Tutorial: Teleoperate the Robot with a Joystick

This demo will enable you to remote control the robot with a joystick. Additionally, you will be able to visualize the outputs of the various sensors on the robot with Foxglove.

For this tutorial, it is assumed that you have successfully setup your Nova Carter robot using the setup instructions here and you are familiar with the Isaac ROS development environment.


  1. SSH into the robot (instructions).

  2. Make sure you have successfully connected the PS5 joystick to the robot (instructions).

  3. Build/install the required packages:

  1. Pull the docker image:

docker pull nvcr.io/nvidia/isaac/nova_carter_bringup:release_3.0-aarch64
  1. Run the docker image:

docker run --privileged --network host \
    -v /dev/*:/dev/* \
    -v /tmp/argus_socket:/tmp/argus_socket \
    -v /etc/nova:/etc/nova \
    nvcr.io/nvidia/isaac/nova_carter_bringup:release_3.0-aarch64 \
    ros2 launch nova_carter_bringup teleop.launch.py
  1. You are now able to remote control the robot with the gamepad. You can use the left joystick to control the linear velocity and the right joystick to control the angular velocity of the robot. Please note that you have to press L1 to enable the remote control. You can enable turbo mode by pressing R1.

    Follow the next steps to additionally visualize the sensor outputs in Foxglove.

Foxglove viz with joystick controls

Visualizing the Outputs

  1. Make sure you complete Visualization Setup.

  2. Open the Foxglove studio on your remote machine.

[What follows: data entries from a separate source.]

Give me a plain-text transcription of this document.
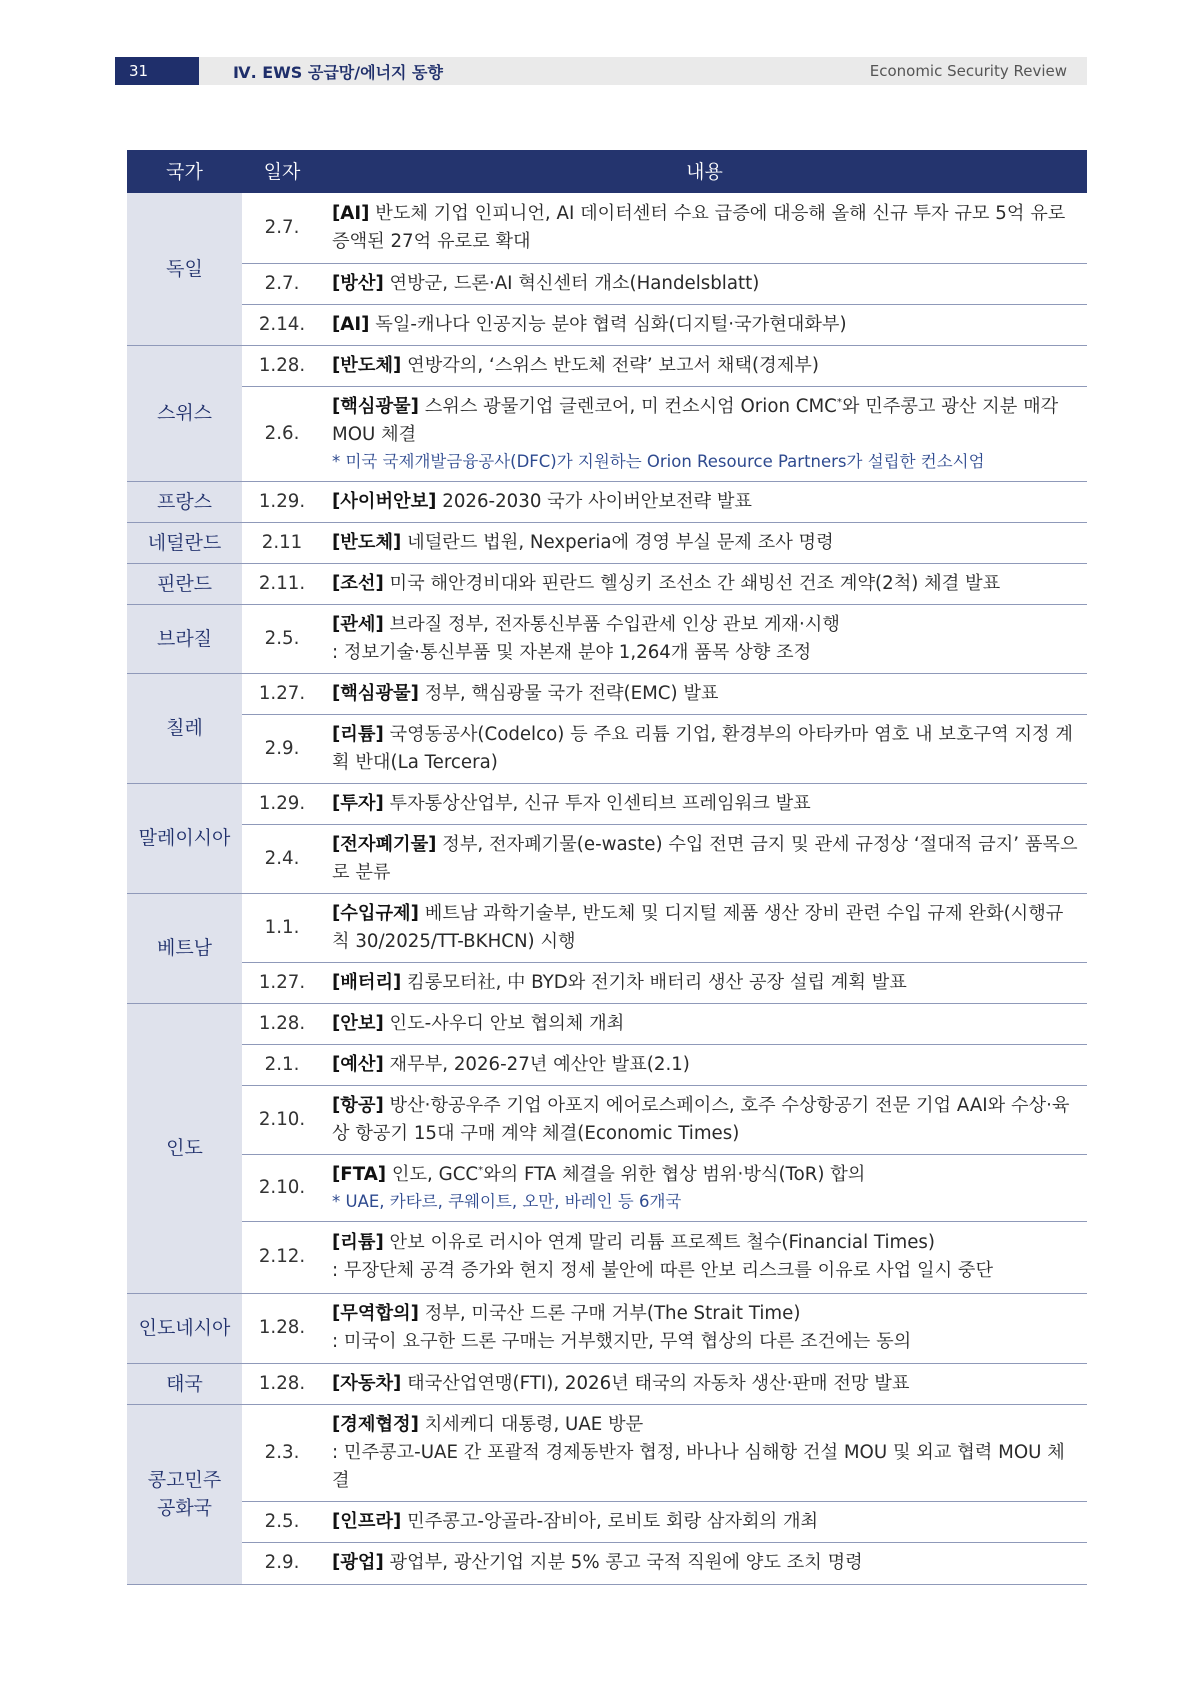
31	Ⅳ. EWS 공급망/에너지 동향	Economic Security Review
국가	일자	내용
독일	2.7.	[AI] 반도체 기업 인피니언, AI 데이터센터 수요 급증에 대응해 올해 신규 투자 규모 5억 유로 증액된 27억 유로로 확대
	2.7.	[방산] 연방군, 드론·AI 혁신센터 개소(Handelsblatt)
	2.14.	[AI] 독일-캐나다 인공지능 분야 협력 심화(디지털·국가현대화부)
스위스	1.28.	[반도체] 연방각의, ‘스위스 반도체 전략’ 보고서 채택(경제부)
	2.6.	[핵심광물] 스위스 광물기업 글렌코어, 미 컨소시엄 Orion CMC*와 민주콩고 광산 지분 매각 MOU 체결
* 미국 국제개발금융공사(DFC)가 지원하는 Orion Resource Partners가 설립한 컨소시엄

프랑스	1.29.	[사이버안보] 2026-2030 국가 사이버안보전략 발표
네덜란드	2.11	[반도체] 네덜란드 법원, Nexperia에 경영 부실 문제 조사 명령
핀란드	2.11.	[조선] 미국 해안경비대와 핀란드 헬싱키 조선소 간 쇄빙선 건조 계약(2척) 체결 발표
브라질	2.5.	[관세] 브라질 정부, 전자통신부품 수입관세 인상 관보 게재·시행
: 정보기술·통신부품 및 자본재 분야 1,264개 품목 상향 조정

칠레	1.27.	[핵심광물] 정부, 핵심광물 국가 전략(EMC) 발표
	2.9.	[리튬] 국영동공사(Codelco) 등 주요 리튬 기업, 환경부의 아타카마 염호 내 보호구역 지정 계획 반대(La Tercera)
말레이시아	1.29.	[투자] 투자통상산업부, 신규 투자 인센티브 프레임워크 발표
	2.4.	[전자폐기물] 정부, 전자폐기물(e-waste) 수입 전면 금지 및 관세 규정상 ‘절대적 금지’ 품목으로 분류
베트남	1.1.	[수입규제] 베트남 과학기술부, 반도체 및 디지털 제품 생산 장비 관련 수입 규제 완화(시행규칙 30/2025/TT-BKHCN) 시행
	1.27.	[배터리] 킴롱모터社, 中 BYD와 전기차 배터리 생산 공장 설립 계획 발표
인도	1.28.	[안보] 인도-사우디 안보 협의체 개최
	2.1.	[예산] 재무부, 2026-27년 예산안 발표(2.1)
	2.10.	[항공] 방산·항공우주 기업 아포지 에어로스페이스, 호주 수상항공기 전문 기업 AAI와 수상·육상 항공기 15대 구매 계약 체결(Economic Times)
	2.10.	[FTA] 인도, GCC*와의 FTA 체결을 위한 협상 범위·방식(ToR) 합의
* UAE, 카타르, 쿠웨이트, 오만, 바레인 등 6개국

	2.12.	[리튬] 안보 이유로 러시아 연계 말리 리튬 프로젝트 철수(Financial Times)
: 무장단체 공격 증가와 현지 정세 불안에 따른 안보 리스크를 이유로 사업 일시 중단

인도네시아	1.28.	[무역합의] 정부, 미국산 드론 구매 거부(The Strait Time)
: 미국이 요구한 드론 구매는 거부했지만, 무역 협상의 다른 조건에는 동의

태국	1.28.	[자동차] 태국산업연맹(FTI), 2026년 태국의 자동차 생산·판매 전망 발표
콩고민주
공화국	2.3.	[경제협정] 치세케디 대통령, UAE 방문
: 민주콩고-UAE 간 포괄적 경제동반자 협정, 바나나 심해항 건설 MOU 및 외교 협력 MOU 체결

	2.5.	[인프라] 민주콩고-앙골라-잠비아, 로비토 회랑 삼자회의 개최
	2.9.	[광업] 광업부, 광산기업 지분 5% 콩고 국적 직원에 양도 조치 명령
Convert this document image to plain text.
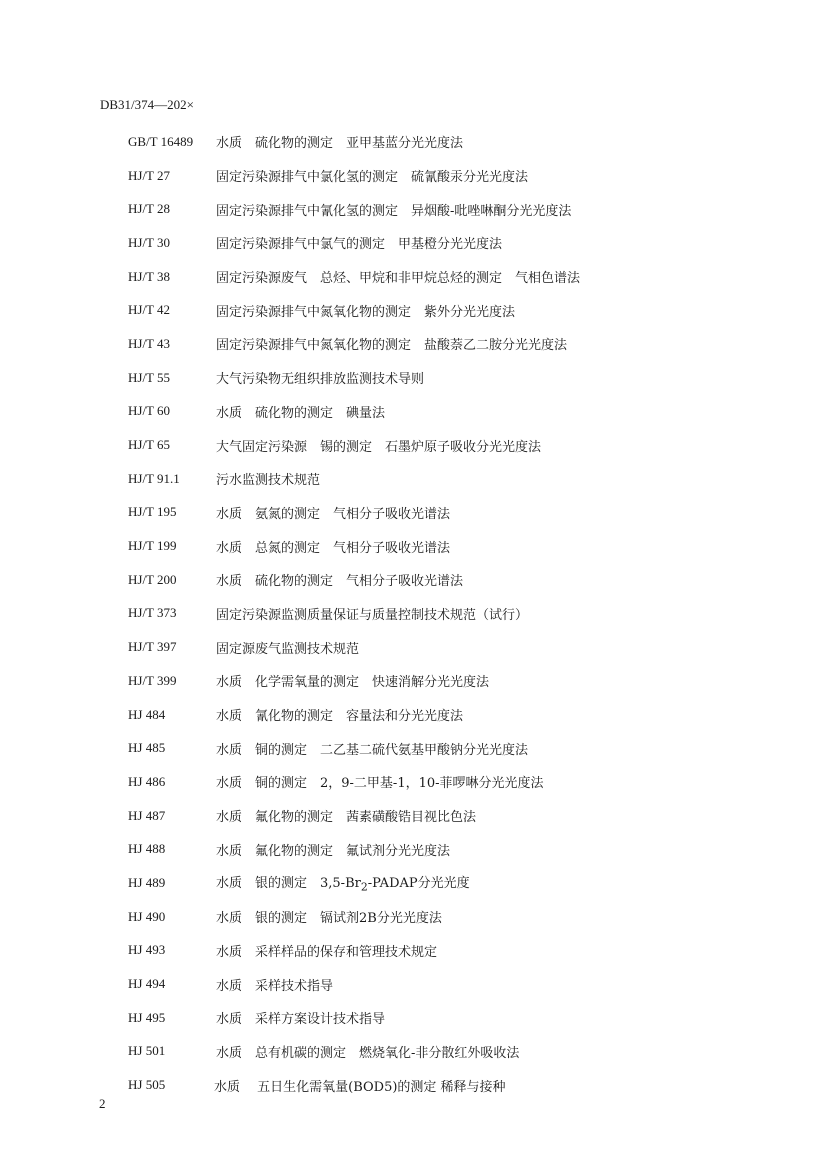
DB31/374—202×
GB/T 16489	水质　硫化物的测定　亚甲基蓝分光光度法
HJ/T 27	固定污染源排气中氯化氢的测定　硫氰酸汞分光光度法
HJ/T 28	固定污染源排气中氰化氢的测定　异烟酸-吡唑啉酮分光光度法
HJ/T 30	固定污染源排气中氯气的测定　甲基橙分光光度法
HJ/T 38	固定污染源废气　总烃、甲烷和非甲烷总烃的测定　气相色谱法
HJ/T 42	固定污染源排气中氮氧化物的测定　紫外分光光度法
HJ/T 43	固定污染源排气中氮氧化物的测定　盐酸萘乙二胺分光光度法
HJ/T 55	大气污染物无组织排放监测技术导则
HJ/T 60	水质　硫化物的测定　碘量法
HJ/T 65	大气固定污染源　锡的测定　石墨炉原子吸收分光光度法
HJ/T 91.1	污水监测技术规范
HJ/T 195	水质　氨氮的测定　气相分子吸收光谱法
HJ/T 199	水质　总氮的测定　气相分子吸收光谱法
HJ/T 200	水质　硫化物的测定　气相分子吸收光谱法
HJ/T 373	固定污染源监测质量保证与质量控制技术规范（试行）
HJ/T 397	固定源废气监测技术规范
HJ/T 399	水质　化学需氧量的测定　快速消解分光光度法
HJ 484	水质　氰化物的测定　容量法和分光光度法
HJ 485	水质　铜的测定　二乙基二硫代氨基甲酸钠分光光度法
HJ 486	水质　铜的测定　2，9-二甲基-1，10-菲啰啉分光光度法
HJ 487	水质　氟化物的测定　茜素磺酸锆目视比色法
HJ 488	水质　氟化物的测定　氟试剂分光光度法
HJ 489	水质　银的测定　$3,5-Br_2$-PADAP分光光度
HJ 490	水质　银的测定　镉试剂2B分光光度法
HJ 493	水质　采样样品的保存和管理技术规定
HJ 494	水质　采样技术指导
HJ 495	水质　采样方案设计技术指导
HJ 501	水质　总有机碳的测定　燃烧氧化-非分散红外吸收法
HJ 505	水质　 五日生化需氧量(BOD5)的测定 稀释与接种
2
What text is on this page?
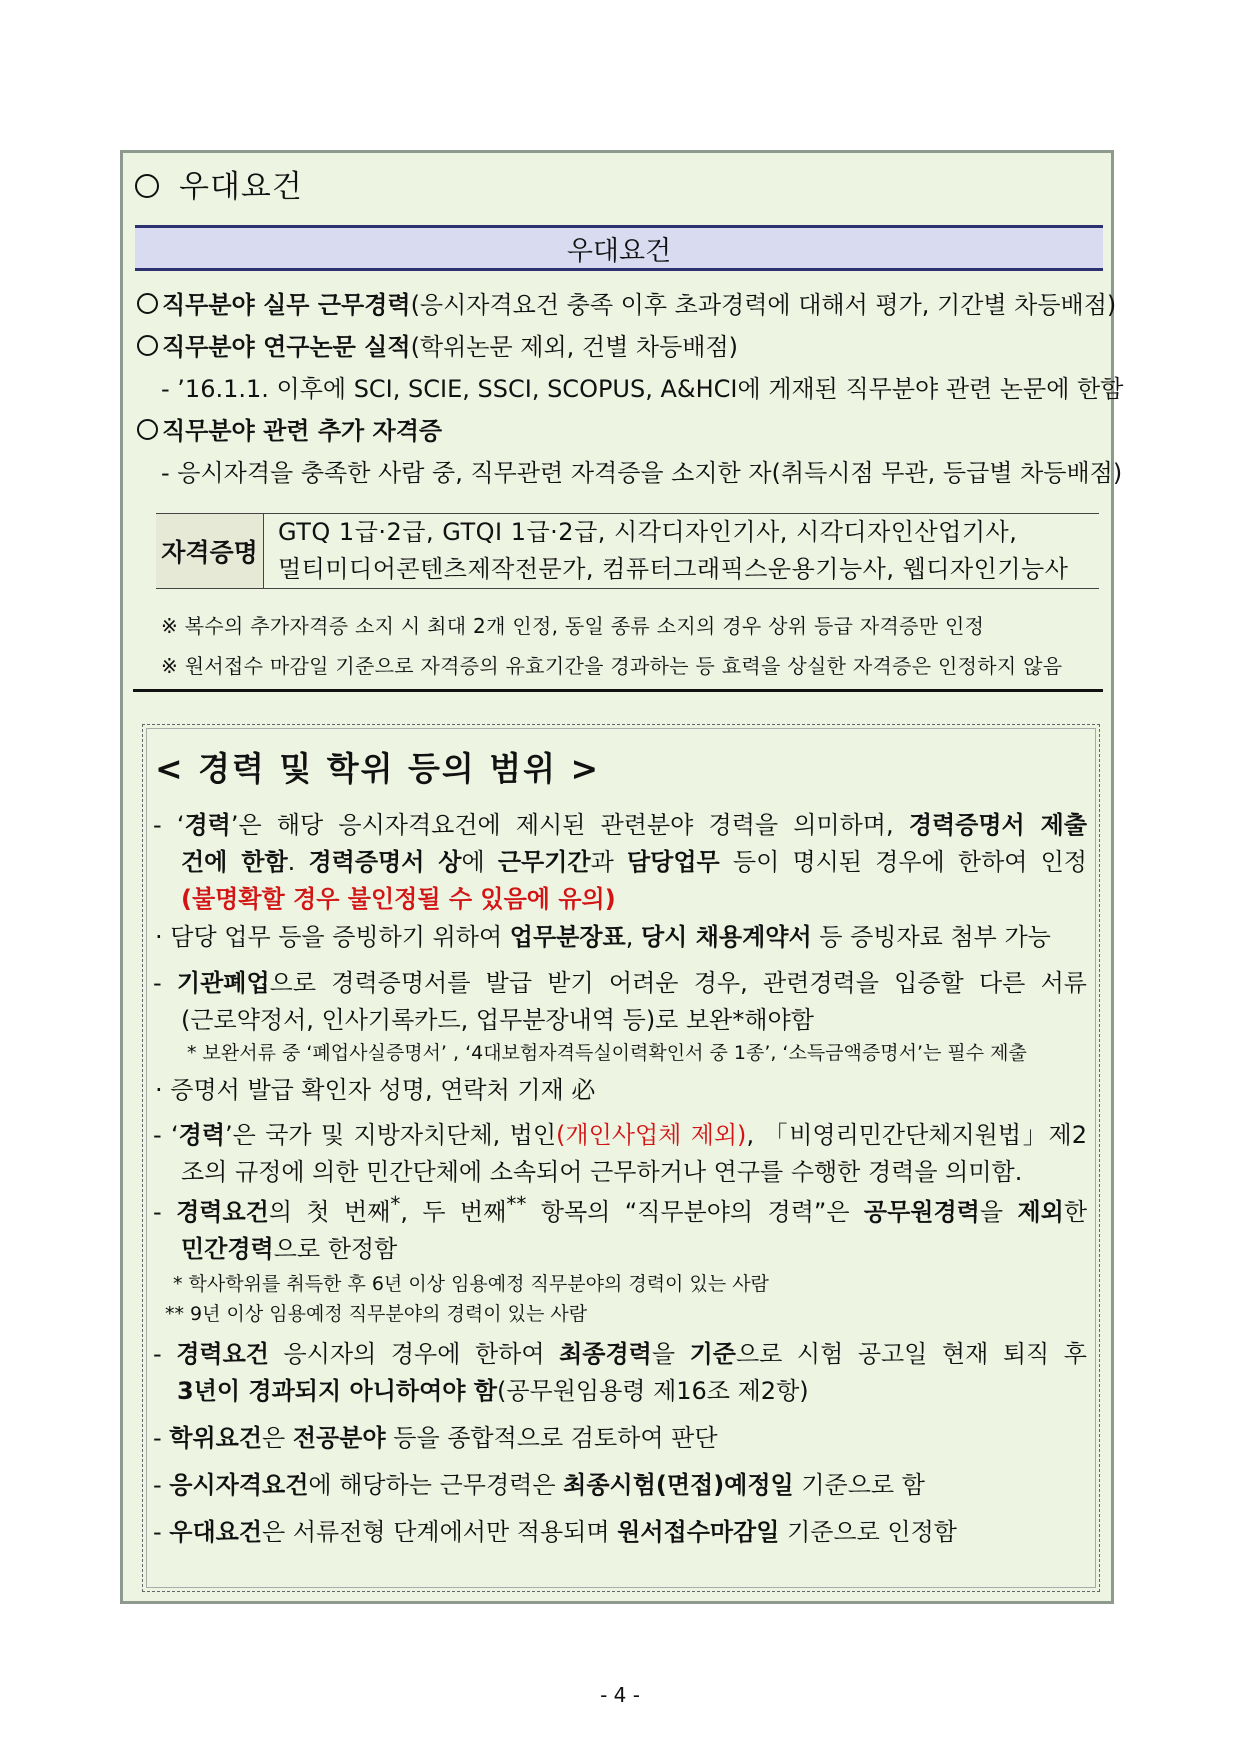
우대요건
우대요건
직무분야 실무 근무경력(응시자격요건 충족 이후 초과경력에 대해서 평가, 기간별 차등배점)
직무분야 연구논문 실적(학위논문 제외, 건별 차등배점)
- ’16.1.1. 이후에 SCI, SCIE, SSCI, SCOPUS, A&HCI에 게재된 직무분야 관련 논문에 한함
직무분야 관련 추가 자격증
- 응시자격을 충족한 사람 중, 직무관련 자격증을 소지한 자(취득시점 무관, 등급별 차등배점)
자격증명
GTQ 1급·2급, GTQI 1급·2급, 시각디자인기사, 시각디자인산업기사,
멀티미디어콘텐츠제작전문가, 컴퓨터그래픽스운용기능사, 웹디자인기능사
※ 복수의 추가자격증 소지 시 최대 2개 인정, 동일 종류 소지의 경우 상위 등급 자격증만 인정
※ 원서접수 마감일 기준으로 자격증의 유효기간을 경과하는 등 효력을 상실한 자격증은 인정하지 않음
< 경력 및 학위 등의 범위 >
- ‘경력’은 해당 응시자격요건에 제시된 관련분야 경력을 의미하며, 경력증명서 제출
건에 한함. 경력증명서 상에 근무기간과 담당업무 등이 명시된 경우에 한하여 인정
(불명확할 경우 불인정될 수 있음에 유의)
· 담당 업무 등을 증빙하기 위하여 업무분장표, 당시 채용계약서 등 증빙자료 첨부 가능
- 기관폐업으로 경력증명서를 발급 받기 어려운 경우, 관련경력을 입증할 다른 서류
(근로약정서, 인사기록카드, 업무분장내역 등)로 보완*해야함
* 보완서류 중 ‘폐업사실증명서’ , ‘4대보험자격득실이력확인서 중 1종’, ‘소득금액증명서’는 필수 제출
· 증명서 발급 확인자 성명, 연락처 기재 必
- ‘경력’은 국가 및 지방자치단체, 법인(개인사업체 제외), 「비영리민간단체지원법」제2
조의 규정에 의한 민간단체에 소속되어 근무하거나 연구를 수행한 경력을 의미함.
- 경력요건의 첫 번째*, 두 번째** 항목의 “직무분야의 경력”은 공무원경력을 제외한
민간경력으로 한정함
* 학사학위를 취득한 후 6년 이상 임용예정 직무분야의 경력이 있는 사람
** 9년 이상 임용예정 직무분야의 경력이 있는 사람
- 경력요건 응시자의 경우에 한하여 최종경력을 기준으로 시험 공고일 현재 퇴직 후
3년이 경과되지 아니하여야 함(공무원임용령 제16조 제2항)
- 학위요건은 전공분야 등을 종합적으로 검토하여 판단
- 응시자격요건에 해당하는 근무경력은 최종시험(면접)예정일 기준으로 함
- 우대요건은 서류전형 단계에서만 적용되며 원서접수마감일 기준으로 인정함
- 4 -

In Foxglove, open the nova_carter_teleop.json layout file downloaded in the previous step.

  3. Validate that you can see a visualization of the Nova Carter robot, an image of the front stereo camera and the scan lines of the front and back 2D lidar scanners. You should expect a visualization similar to the following:

Foxglove visualization of the teleop outputs.

You can also visualize different sensors by enabling them in the left-hand panel.


This example will stream the camera images in their full resolution to Foxglove. This requires a substantial amount of bandwidth and is only done here for exemplary purposes. Most likely the image stream will be fairly choppy due to the large bandwidth. For a better visualization experience, we recommend only visualizing resized images or h264 streams.


Streaming higher bandwidth data to Foxglove causes higher latency. You can choose an appropriate value for the send_buffer_limit parameter in Foxglove bridge to control latency vs. high bandwidth data visualization.


The fisheye cameras use the equidistant distortion model which is not yet supported in Foxglove. For this reason, it is not possible to visualize a fisheye camera in the 3D panel in Foxglove. You can however add an additional Image panel and use this to visualize the fisheye camera. In the Image panel’s settings set Topic to the fisheye camera’s image topic and set Calibration to None.

Enabling Different Sensors

Per default, the launch file teleop.launch.py will enable the Segway base, the front, left and right stereo cameras, the front and back 2D lidars and the 3D lidar. You can however pass additional launch arguments to enable different sensors.

To see all available launch arguments run

ros2 launch nova_carter_bringup teleop.launch.py --show-args

To enable all sensors use the following launch command

ros2 launch nova_carter_bringup teleop.launch.py \
    enable_3d_lidar:=True \
    enabled_2d_lidars:=front_2d_lidar,back_2d_lidar \
    enabled_stereo_cameras:=front_stereo_camera,back_stereo_camera,left_stereo_camera,right_stereo_camera \

To disable all sensors and only run the Segway base use the following launch command

ros2 launch nova_carter_bringup teleop.launch.py \
    enable_3d_lidar:=False \
    enabled_2d_lidars:=none \
    enabled_stereo_cameras:=none \

You may also change the launch arguments to selectively dis-/enable sensors.